Don’t let this reevaluation stress you out. Rather, use it to create a set of benchmarks by which you can measure progress in those areas of need. Once you’ve taken stock of these items, you can begin to move forward in making positive changes. This is where the next step comes in:
Staring at a huge list of action items is intimidating and totally stresses me out. That’s why I try to list these items in order of priority. That way, I know where to start.
I ask myself the following questions:
- What school tasks should be completed today? By the end of the week? By next week? By the end of the month?
- What tasks around the house should be completed today? By the end of the week? By next week? By the end of the month?
- What self-care items should be completed today? By the end of the week? By next week? By the end of the month?
- What child-related issues need to be addressed today? By the end of the week? By next week? By the end of the month?
- What are my work goals for today? The end of the week? Next week? The end of the month?
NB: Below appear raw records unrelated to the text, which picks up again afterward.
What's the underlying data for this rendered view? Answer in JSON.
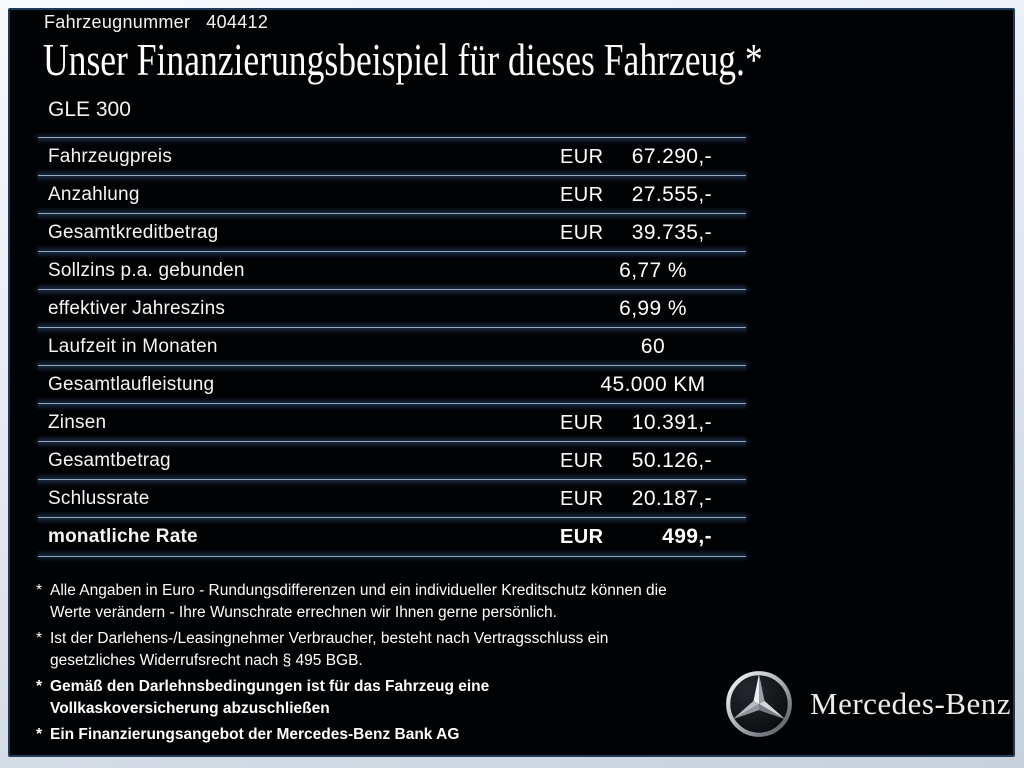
{
  "header": {
    "vehicle_number_label": "Fahrzeugnummer",
    "vehicle_number_value": "404412",
    "title": "Unser Finanzierungsbeispiel für dieses Fahrzeug.*",
    "model": "GLE 300"
  },
  "finance_table": {
    "rows": [
      {
        "label": "Fahrzeugpreis",
        "currency": "EUR",
        "value": "67.290,-",
        "bold": false
      },
      {
        "label": "Anzahlung",
        "currency": "EUR",
        "value": "27.555,-",
        "bold": false
      },
      {
        "label": "Gesamtkreditbetrag",
        "currency": "EUR",
        "value": "39.735,-",
        "bold": false
      },
      {
        "label": "Sollzins p.a. gebunden",
        "currency": "",
        "value": "6,77 %",
        "bold": false
      },
      {
        "label": "effektiver Jahreszins",
        "currency": "",
        "value": "6,99 %",
        "bold": false
      },
      {
        "label": "Laufzeit in Monaten",
        "currency": "",
        "value": "60",
        "bold": false
      },
      {
        "label": "Gesamtlaufleistung",
        "currency": "",
        "value": "45.000 KM",
        "bold": false
      },
      {
        "label": "Zinsen",
        "currency": "EUR",
        "value": "10.391,-",
        "bold": false
      },
      {
        "label": "Gesamtbetrag",
        "currency": "EUR",
        "value": "50.126,-",
        "bold": false
      },
      {
        "label": "Schlussrate",
        "currency": "EUR",
        "value": "20.187,-",
        "bold": false
      },
      {
        "label": "monatliche Rate",
        "currency": "EUR",
        "value": "499,-",
        "bold": true
      }
    ]
  },
  "footnotes": [
    {
      "marker": "*",
      "bold": false,
      "text": "Alle Angaben in Euro - Rundungsdifferenzen und ein individueller Kreditschutz können die\nWerte verändern - Ihre Wunschrate errechnen wir Ihnen gerne persönlich."
    },
    {
      "marker": "*",
      "bold": false,
      "text": "Ist der Darlehens-/Leasingnehmer Verbraucher, besteht nach Vertragsschluss ein\ngesetzliches Widerrufsrecht nach § 495 BGB."
    },
    {
      "marker": "*",
      "bold": true,
      "text": "Gemäß den Darlehnsbedingungen ist für das Fahrzeug eine\nVollkaskoversicherung abzuschließen"
    },
    {
      "marker": "*",
      "bold": true,
      "text": "Ein Finanzierungsangebot der Mercedes-Benz Bank AG"
    }
  ],
  "brand": {
    "name": "Mercedes-Benz",
    "logo_icon": "mercedes-star"
  },
  "colors": {
    "background": "#010204",
    "frame_outer": "#dde4ee",
    "frame_line": "#1e3c5a",
    "separator": "#96a6ba",
    "text": "#ffffff"
  }
}
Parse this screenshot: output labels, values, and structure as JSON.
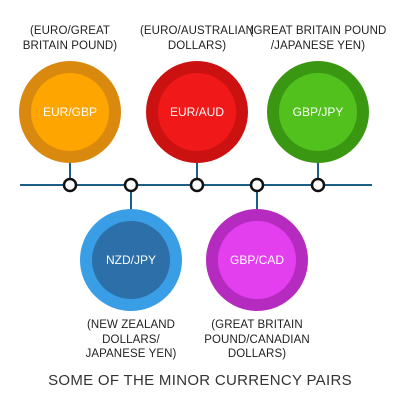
{
  "pairs_top": [
    {
      "code": "EUR/GBP",
      "description": "(EURO/GREAT\nBRITAIN POUND)",
      "outer_color": "#d98a0e",
      "inner_color": "#ffa500"
    },
    {
      "code": "EUR/AUD",
      "description": "(EURO/AUSTRALIAN\nDOLLARS)",
      "outer_color": "#cc1111",
      "inner_color": "#f01818"
    },
    {
      "code": "GBP/JPY",
      "description": "(GREAT BRITAIN POUND\n/JAPANESE YEN)",
      "outer_color": "#3a9712",
      "inner_color": "#52c11e"
    }
  ],
  "pairs_bottom": [
    {
      "code": "NZD/JPY",
      "description": "(NEW ZEALAND\nDOLLARS/\nJAPANESE YEN)",
      "outer_color": "#3a9ee6",
      "inner_color": "#2d6fa8"
    },
    {
      "code": "GBP/CAD",
      "description": "(GREAT BRITAIN\nPOUND/CANADIAN\nDOLLARS)",
      "outer_color": "#b52bc0",
      "inner_color": "#e43fee"
    }
  ],
  "caption": "SOME OF THE MINOR CURRENCY PAIRS",
  "colors": {
    "timeline": "#1b5e86",
    "node_fill": "#ffffff",
    "node_stroke": "#111111"
  }
}
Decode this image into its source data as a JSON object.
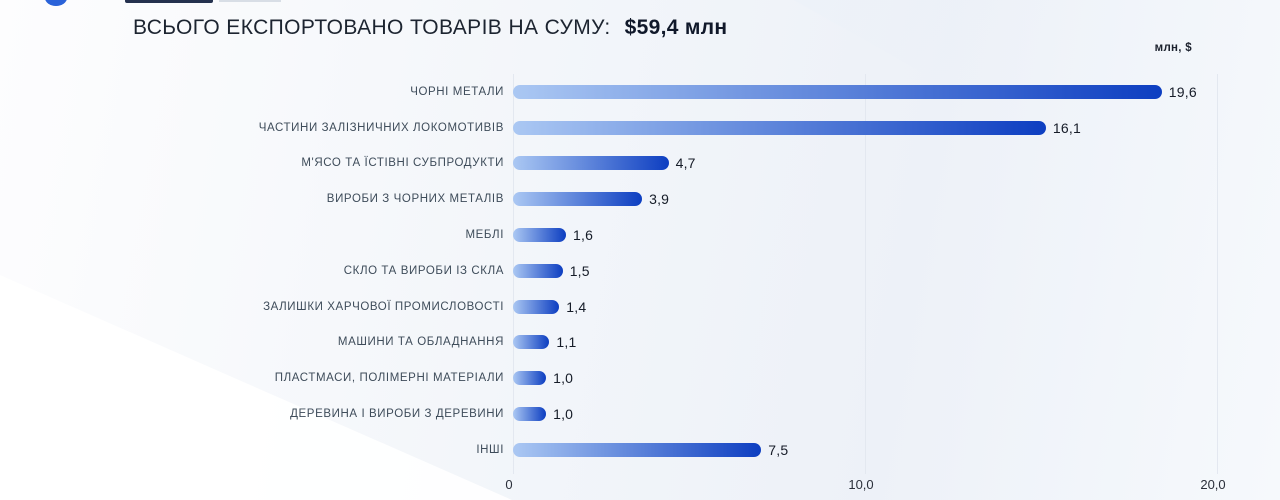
{
  "header": {
    "title": "ВСЬОГО ЕКСПОРТОВАНО ТОВАРІВ НА СУМУ:",
    "total": "$59,4 млн"
  },
  "axis": {
    "unit_label": "млн, $"
  },
  "chart_data": {
    "type": "bar",
    "orientation": "horizontal",
    "title": "ВСЬОГО ЕКСПОРТОВАНО ТОВАРІВ НА СУМУ: $59,4 млн",
    "unit": "млн, $",
    "categories": [
      "ЧОРНІ МЕТАЛИ",
      "ЧАСТИНИ ЗАЛІЗНИЧНИХ ЛОКОМОТИВІВ",
      "М'ЯСО ТА ЇСТІВНІ СУБПРОДУКТИ",
      "ВИРОБИ З ЧОРНИХ МЕТАЛІВ",
      "МЕБЛІ",
      "СКЛО ТА ВИРОБИ ІЗ СКЛА",
      "ЗАЛИШКИ ХАРЧОВОЇ ПРОМИСЛОВОСТІ",
      "МАШИНИ ТА ОБЛАДНАННЯ",
      "ПЛАСТМАСИ, ПОЛІМЕРНІ МАТЕРІАЛИ",
      "ДЕРЕВИНА І ВИРОБИ З ДЕРЕВИНИ",
      "ІНШІ"
    ],
    "values": [
      19.6,
      16.1,
      4.7,
      3.9,
      1.6,
      1.5,
      1.4,
      1.1,
      1.0,
      1.0,
      7.5
    ],
    "value_labels": [
      "19,6",
      "16,1",
      "4,7",
      "3,9",
      "1,6",
      "1,5",
      "1,4",
      "1,1",
      "1,0",
      "1,0",
      "7,5"
    ],
    "xlim": [
      0,
      20
    ],
    "x_ticks": [
      0,
      10,
      20
    ],
    "x_tick_labels": [
      "0",
      "10,0",
      "20,0"
    ],
    "legend": "none",
    "grid": "vertical",
    "colors": {
      "bar_gradient_start": "#abc8f3",
      "bar_gradient_end": "#0d3ec1",
      "gridline": "#e3e8f0",
      "category_text": "#3e4c5a",
      "value_text": "#161c28",
      "title_text": "#1c2430"
    }
  }
}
Once I identify these priorities, I am better able to separate them into manageable tasks. Some tasks go in my planner while others are handed off to other people. Looking at one thing at a time does wonders for avoiding overwhelm.
Switch Things Up
Sometimes all we need is a way to reorient ourselves to homeschooling once again. If the way you’ve been doing things isn’t working, try doing something else!
Flip the classroom and let your children do the teaching.
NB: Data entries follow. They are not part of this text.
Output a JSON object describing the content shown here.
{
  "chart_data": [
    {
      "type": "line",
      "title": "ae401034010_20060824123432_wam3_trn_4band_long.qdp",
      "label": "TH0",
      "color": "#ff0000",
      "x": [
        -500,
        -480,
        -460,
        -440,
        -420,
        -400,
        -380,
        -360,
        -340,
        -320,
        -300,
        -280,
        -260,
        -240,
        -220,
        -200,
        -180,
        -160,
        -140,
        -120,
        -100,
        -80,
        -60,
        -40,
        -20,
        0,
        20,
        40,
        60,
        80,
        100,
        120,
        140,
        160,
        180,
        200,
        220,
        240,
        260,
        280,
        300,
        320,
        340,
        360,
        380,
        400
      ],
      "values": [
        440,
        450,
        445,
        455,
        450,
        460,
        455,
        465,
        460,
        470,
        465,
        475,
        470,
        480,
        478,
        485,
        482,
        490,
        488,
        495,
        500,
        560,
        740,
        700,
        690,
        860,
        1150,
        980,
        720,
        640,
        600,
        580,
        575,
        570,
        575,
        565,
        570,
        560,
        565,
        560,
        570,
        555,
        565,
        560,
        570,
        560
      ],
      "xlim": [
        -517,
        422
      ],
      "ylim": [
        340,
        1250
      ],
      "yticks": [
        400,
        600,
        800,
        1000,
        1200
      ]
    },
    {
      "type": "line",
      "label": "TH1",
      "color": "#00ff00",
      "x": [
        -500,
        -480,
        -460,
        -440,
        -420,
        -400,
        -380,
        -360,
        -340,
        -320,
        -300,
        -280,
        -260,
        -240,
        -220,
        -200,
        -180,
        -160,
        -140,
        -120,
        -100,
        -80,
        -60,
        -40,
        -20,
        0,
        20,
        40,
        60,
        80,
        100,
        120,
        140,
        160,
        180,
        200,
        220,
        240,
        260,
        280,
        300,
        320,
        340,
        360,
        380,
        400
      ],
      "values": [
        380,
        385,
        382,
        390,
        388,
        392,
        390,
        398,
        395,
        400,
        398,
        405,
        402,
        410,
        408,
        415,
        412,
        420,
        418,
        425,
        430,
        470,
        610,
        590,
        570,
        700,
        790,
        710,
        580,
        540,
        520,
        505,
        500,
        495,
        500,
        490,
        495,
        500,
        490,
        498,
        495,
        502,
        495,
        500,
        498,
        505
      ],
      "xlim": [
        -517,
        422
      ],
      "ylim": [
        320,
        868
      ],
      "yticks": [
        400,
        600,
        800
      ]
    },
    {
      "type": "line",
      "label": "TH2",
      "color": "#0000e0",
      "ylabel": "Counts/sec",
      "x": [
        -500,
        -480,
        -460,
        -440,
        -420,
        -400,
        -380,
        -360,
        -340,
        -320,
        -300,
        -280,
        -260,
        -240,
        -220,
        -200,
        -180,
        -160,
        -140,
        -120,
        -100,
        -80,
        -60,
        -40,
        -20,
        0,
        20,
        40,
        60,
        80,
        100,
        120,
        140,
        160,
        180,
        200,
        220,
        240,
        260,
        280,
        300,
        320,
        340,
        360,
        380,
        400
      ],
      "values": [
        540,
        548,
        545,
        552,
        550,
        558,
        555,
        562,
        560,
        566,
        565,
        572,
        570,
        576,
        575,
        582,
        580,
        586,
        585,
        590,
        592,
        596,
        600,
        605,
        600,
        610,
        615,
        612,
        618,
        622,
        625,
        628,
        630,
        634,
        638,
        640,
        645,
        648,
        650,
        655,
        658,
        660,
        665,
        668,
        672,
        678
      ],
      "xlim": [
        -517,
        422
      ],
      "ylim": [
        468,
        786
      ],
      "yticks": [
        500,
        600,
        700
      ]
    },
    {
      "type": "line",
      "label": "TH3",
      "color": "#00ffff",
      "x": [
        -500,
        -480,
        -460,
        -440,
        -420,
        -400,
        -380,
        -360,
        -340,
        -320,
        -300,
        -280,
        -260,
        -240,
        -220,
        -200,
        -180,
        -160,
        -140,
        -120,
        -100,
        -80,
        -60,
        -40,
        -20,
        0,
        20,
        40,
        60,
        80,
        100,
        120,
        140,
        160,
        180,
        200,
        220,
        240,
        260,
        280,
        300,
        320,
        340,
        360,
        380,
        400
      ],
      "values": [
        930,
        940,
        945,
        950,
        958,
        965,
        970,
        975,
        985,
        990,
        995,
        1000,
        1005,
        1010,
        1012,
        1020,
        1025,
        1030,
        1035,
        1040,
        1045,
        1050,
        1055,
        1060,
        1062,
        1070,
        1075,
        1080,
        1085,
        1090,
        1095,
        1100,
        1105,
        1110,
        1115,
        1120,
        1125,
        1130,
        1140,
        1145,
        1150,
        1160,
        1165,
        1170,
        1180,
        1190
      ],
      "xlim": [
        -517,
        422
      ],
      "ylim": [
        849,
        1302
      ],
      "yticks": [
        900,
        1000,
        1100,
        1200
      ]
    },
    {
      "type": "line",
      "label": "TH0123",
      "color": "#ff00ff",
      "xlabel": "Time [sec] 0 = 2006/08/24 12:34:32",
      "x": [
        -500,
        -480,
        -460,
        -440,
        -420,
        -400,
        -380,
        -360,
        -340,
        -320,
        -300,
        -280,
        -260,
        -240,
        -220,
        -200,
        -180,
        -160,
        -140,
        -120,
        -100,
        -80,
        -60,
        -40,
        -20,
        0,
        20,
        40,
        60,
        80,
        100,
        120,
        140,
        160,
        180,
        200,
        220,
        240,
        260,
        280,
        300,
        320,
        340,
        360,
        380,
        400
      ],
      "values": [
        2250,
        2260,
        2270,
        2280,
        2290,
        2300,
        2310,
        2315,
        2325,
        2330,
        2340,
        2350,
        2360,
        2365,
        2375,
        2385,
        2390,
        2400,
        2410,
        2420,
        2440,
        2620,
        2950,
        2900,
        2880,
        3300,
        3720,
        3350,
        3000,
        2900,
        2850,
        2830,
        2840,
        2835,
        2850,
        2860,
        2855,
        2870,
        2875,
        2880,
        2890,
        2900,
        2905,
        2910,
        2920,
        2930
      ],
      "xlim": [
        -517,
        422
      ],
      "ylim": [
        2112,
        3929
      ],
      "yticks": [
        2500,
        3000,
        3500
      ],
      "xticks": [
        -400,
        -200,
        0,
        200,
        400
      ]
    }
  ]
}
Give them a topic, then ask them to find a creative way to teach it to you. This encourages researching, reading, thinking, writing and synthesis as they process the information and present it
Make a general list of items you need to accomplish then check them off as you go through your week. Pam Barnhill and Sarah McKenzie have practical suggestions for how to do this.
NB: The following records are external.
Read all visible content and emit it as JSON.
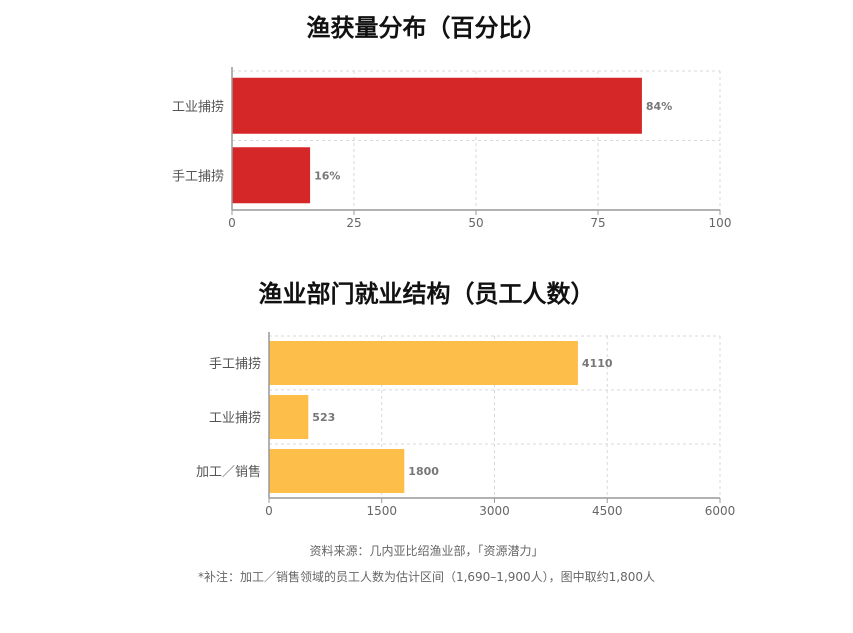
{
  "chart_data": [
    {
      "type": "bar",
      "orientation": "horizontal",
      "title": "渔获量分布（百分比）",
      "categories": [
        "工业捕捞",
        "手工捕捞"
      ],
      "values": [
        84,
        16
      ],
      "value_labels": [
        "84%",
        "16%"
      ],
      "xlim": [
        0,
        100
      ],
      "xticks": [
        0,
        25,
        50,
        75,
        100
      ],
      "grid": true,
      "color": "#d62728"
    },
    {
      "type": "bar",
      "orientation": "horizontal",
      "title": "渔业部门就业结构（员工人数）",
      "categories": [
        "手工捕捞",
        "工业捕捞",
        "加工／销售"
      ],
      "values": [
        4110,
        523,
        1800
      ],
      "value_labels": [
        "4110",
        "523",
        "1800"
      ],
      "xlim": [
        0,
        6000
      ],
      "xticks": [
        0,
        1500,
        3000,
        4500,
        6000
      ],
      "grid": true,
      "color": "#fdbf4a"
    }
  ],
  "footer": {
    "source": "资料来源：几内亚比绍渔业部，「资源潜力」",
    "note": "*补注：加工／销售领域的员工人数为估计区间（1,690–1,900人），图中取约1,800人"
  }
}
Try doing a little from one subject each day
Watch a science video one day, then write about it the next. Do an experiment on the third day, then go on a field trip on the fourth. Much like breaking down your schedule, breaking homeschool tasks into chunks can make bigger topics feel more manageable (and meltdowns less likely).
Devote one day to a subject
We did this for a while and I really liked it. We binged math on Mondays, history on Tuesdays, science on Wednesdays and reading and writing on Thursdays. You don’t have to limit your school day to those subjects alone, but you can make them the main focus and spend shorter amounts of time (15 to 20 minutes, perhaps) on the others. This is especially good for days when you might have a larger project to tackle.
Finally, go ahead and quit
Leave the books and papers at home and take a week to explore local museums. Go camping or take a hike. Immerse yourself in the arts for a few days. Just walk away and do something different.
This doesn’t have to be impromptu. You can schedule weeks of downtime throughout the year. Learning can take place anywhere – even when you’ve taken a week off from school.
We carry a great deal on our shoulders, not the least of which is forming the young minds who will one day be in charge of this crazy, beautiful world. It’s OK to feel like quitting. It’s OK to feel like taking a break. It’s OK to feel like you need to throw the baby out with the bathwater and start from the very beginning.
Take a deep breath. Look at your children. Know that whatever choice you make, you are doing what’s right for them because it is the choice to which God has brought you. And then move forward, confident in your path.